Сознание вернулось в привычный ход времени. Она сразу почувствовала всю ту боль, что должна была испытать. Стало душно в этом зале. Особенно душили счастливые улыбки Муравьевой и Вадима, которые продолжали под гул аплодисментов что-то накрикивать друг другу в уши. Татьяна взяла сумочку и, грубо проталкиваясь сквозь хлопающую толпу, выбежала из зала. Аплодисменты громогласно били по и без того искалеченной душе, словно тысячами кувалд, с каждым ударом сильнее вкапывая ее в землю. Девушка бежала по ковровой лестнице, спотыкаясь и падая беззвучно, будто и не существовала. Волнение охватило мозг паникой. Слезы затмевали обзор. Она с силой распахнула двери театра и, оказавшись на прохладном воздухе, глубоко вдохнула. Это помогло справиться с нарастающей тревогой.
На улице стояли светлые сумерки. Люди топали по тротуарам туда-сюда, не замечая ее. Небо постепенно бледнело, превращаясь в синеватый оттенок серого. Асфальт серел под ногами, сухой и жесткий, в некоторых местах пыльный. Атмосфера в центре города всегда была спертой, но теперь показалась Татьяне совсем непроницаемой. От боли в груди она не могла нормально дышать. Приходилось с усилием делать глубокие вдохи и выдохи, будто переламывая собственное тело.
Немного придя в себя, она побежала вдоль набережной, надеясь, что там людей будет меньше. Так оно и оказалось. Рядом с водой дышалось легче, хоть и пахло не самым свежим речным бризом. Из глаз безудержно текли слезы. На вибрирующий телефон минут пять она не обращала внимания, а потом все-таки ответила на звонок отца, поняв, что бежать ей в этом городе некуда. Отец увез ее домой, в клетку, где она ощущала себя питомцем, за которым хорошо ухаживали и кормили, о котором заботились и которого обожали, но все равно держали как домашнее животное, как игрушку, как имитацию жизни, и лишь для собственного удовольствия.

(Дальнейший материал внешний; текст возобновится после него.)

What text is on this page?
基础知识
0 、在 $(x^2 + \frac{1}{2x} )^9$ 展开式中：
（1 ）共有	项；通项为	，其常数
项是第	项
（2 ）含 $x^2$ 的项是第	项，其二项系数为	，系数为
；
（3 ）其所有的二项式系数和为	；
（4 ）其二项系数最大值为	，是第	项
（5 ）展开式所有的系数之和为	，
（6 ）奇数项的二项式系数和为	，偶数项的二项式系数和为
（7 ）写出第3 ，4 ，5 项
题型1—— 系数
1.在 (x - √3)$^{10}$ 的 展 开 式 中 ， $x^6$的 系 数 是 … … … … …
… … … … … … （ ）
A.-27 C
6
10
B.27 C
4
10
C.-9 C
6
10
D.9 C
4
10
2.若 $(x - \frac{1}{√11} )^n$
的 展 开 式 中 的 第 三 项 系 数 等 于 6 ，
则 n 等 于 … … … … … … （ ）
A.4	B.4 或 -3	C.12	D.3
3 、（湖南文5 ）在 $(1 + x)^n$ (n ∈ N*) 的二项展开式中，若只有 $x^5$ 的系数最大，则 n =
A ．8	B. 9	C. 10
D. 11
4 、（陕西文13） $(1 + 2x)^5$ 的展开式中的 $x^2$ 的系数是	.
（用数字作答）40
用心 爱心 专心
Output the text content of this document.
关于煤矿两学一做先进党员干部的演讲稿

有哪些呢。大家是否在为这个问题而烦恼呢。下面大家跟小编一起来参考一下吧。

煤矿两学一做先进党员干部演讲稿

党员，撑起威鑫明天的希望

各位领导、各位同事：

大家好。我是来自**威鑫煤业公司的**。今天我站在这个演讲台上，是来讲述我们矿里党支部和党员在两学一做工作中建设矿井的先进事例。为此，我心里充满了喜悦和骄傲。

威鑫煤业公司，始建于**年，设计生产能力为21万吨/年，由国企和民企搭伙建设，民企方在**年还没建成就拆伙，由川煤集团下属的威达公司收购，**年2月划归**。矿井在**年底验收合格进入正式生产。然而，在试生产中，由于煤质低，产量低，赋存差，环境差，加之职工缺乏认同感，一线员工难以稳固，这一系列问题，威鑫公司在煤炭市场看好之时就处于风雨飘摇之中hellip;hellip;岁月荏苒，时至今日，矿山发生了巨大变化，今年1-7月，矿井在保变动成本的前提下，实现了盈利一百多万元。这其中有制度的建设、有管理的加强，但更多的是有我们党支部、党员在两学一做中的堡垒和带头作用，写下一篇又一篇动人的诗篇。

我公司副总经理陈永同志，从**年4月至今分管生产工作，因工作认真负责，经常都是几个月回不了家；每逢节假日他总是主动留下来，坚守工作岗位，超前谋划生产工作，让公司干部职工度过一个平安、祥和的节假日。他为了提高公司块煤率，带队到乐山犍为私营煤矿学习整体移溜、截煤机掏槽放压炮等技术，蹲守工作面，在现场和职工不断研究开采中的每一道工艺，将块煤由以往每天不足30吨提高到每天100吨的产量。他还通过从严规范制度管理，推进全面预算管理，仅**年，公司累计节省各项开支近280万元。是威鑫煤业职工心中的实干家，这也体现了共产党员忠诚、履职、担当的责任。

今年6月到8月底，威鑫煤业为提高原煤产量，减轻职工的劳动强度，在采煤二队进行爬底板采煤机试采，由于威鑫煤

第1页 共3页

— Надеюсь, теперь ты понимаешь, что нужно слушать папу? — с важным видом сказал он, глядя на дорогу.
Отец не столько спрашивал, сколько утверждал. Самодовольство так и порывалось выйти из него вместе с усмешкой. Татьяна вжалась в кресло и ничего не хотела отвечать.
— Да, Куколка, ты серьезно оплошала. Но ничего, папа все наладит. Папа тебя и в театр устроит, какой надо, и замуж выдаст, за кого надо. Папа решит все твои проблемы, одним ударом убив двух зайцев сразу. Но ты! — он резко повернулся к ней, впившись глазами в хрупкую фигуру. — Ты больше не имеешь права меня подводить.
Несколько секунд стояло молчание. В это время в Татьяне нарастала буря, которая после пробежки по набережной лишь притихла на время, но теперь грозилась разразиться с большей силой. Девушка не выдержала и тоже решила высказаться.